The highly-anticipated US Federal Reserve (US Fed) meeting in September resulted in a rate cut, despite persistent inflation and a weakening labour market. In the second quarter of 2025, US economic growth exceeded market forecasts. Meanwhile, inflation in the Eurozone picked up, lessening the pressure on its central bank to lower interest rates. The UK experienced slower economic growth in Q2 2025 compared to the previous quarter. The South African Reserve Bank chose to keep interest rates steady at its September meeting, regardless of the Fed’s decision. South Africa’s economy expanded in Q2 2025, although growth remained below 1%.

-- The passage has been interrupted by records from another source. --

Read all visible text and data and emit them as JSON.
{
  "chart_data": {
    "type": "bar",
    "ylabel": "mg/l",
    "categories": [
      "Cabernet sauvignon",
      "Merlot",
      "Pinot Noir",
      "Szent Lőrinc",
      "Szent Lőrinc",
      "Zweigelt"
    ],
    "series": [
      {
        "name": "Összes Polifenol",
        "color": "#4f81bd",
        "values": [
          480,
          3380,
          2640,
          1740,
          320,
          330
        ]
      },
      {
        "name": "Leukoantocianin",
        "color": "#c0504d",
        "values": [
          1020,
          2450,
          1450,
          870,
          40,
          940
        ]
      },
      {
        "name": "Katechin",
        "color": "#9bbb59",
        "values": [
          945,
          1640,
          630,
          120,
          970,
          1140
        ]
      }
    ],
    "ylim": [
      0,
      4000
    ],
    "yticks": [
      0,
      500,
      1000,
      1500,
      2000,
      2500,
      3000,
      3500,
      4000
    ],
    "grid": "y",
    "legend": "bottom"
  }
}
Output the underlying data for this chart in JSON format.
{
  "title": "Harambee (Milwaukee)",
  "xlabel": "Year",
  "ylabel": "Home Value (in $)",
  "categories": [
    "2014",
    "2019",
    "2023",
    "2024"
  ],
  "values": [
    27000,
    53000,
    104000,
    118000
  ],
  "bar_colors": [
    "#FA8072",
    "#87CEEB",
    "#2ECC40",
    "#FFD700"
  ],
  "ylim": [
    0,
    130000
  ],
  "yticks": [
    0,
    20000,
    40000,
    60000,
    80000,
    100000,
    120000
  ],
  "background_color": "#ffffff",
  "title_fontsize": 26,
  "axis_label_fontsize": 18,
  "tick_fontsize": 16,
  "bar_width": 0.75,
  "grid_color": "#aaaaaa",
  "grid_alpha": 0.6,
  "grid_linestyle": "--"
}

Source: Graviton Perspectives
Macro Overview
Global overview
Developed market (DM) equities ended September strongly, with the MSCI World Index posting gains of 3.21% month-on-month (m/m) and 17.43% year- to-date (YTD) in US dollars. The mega-cap tech and AI cohorts again led the increases. Emerging market (EM) equities also had a very strong month, with the MSCI EM Index gaining 7.18% m/m and 28.22 YTD in US dollars, putting them comfortably ahead of their DM peers in 2025. Chinese stocks – particularly those listed outside Mainland China – and precious metal miners, were a key driver of EM performance as they maintained their recent strong momentum. The FTSE 100 posted gains of 1.86% m/m in pound terms, an increase from August’s 0.92% m/m gains. The S&P 500’s August gains continued into September, ending at 3.64% m/m in US dollars. Both global bonds and global property were in positive territory for the month at 0.65% m/m and 1.04% m/m respectively, in US dollars. The Euro Stoxx 50 Index gained 3.42% m/m in September from August’s 0.65% m/m gain in euros. The Dow Jones Index gained 2.00% m/m in US dollars, although the gains were below August’s 3.42% m/m gains. Japan’s benchmark Nikkei Index also ended September in positive territory at 5.82% m/m in yen.
Local overview
September was the year’s best month for local equity markets, with the FTSE/JSE All Share Index gaining 6.61% m/m in rand terms, ending its strongest quarter in over five years and pushing the local bourse to a 31.73% YTD gain. In what has become a familiar theme for the JSE in 2025, Resources were the biggest gainers for September at 25.45% m/m, and precious metal miners were the major drivers of performance. Property and Financials detracted in September, at -0.96% m/m and -1.86% m/m respectively in rand terms, from August gains. Industrials were the biggest detractor for the month at -6.16% m/m. Cash was in positive territory for the month at 0.58% m/m in rand terms. The local bond market gains continued into September for short-, medium-, and long- term bonds. The FTSE/JSE All Bond Index ended the month positively at 3.32% m/m in rand terms. Bonds of 1-3 years were positive at 0.68% m/m, along with bonds of 3-7 years at 1.76% m/m. Bonds of 7-12 years were positive at 3.73% m/m, and bonds of 12 years and above were the biggest gainer for the month at 5.12% m/m. The rand strengthened against the US dollar, British pound and the euro by 2.56% m/m, 2.92% m/m, and 2.16% m/m respectively.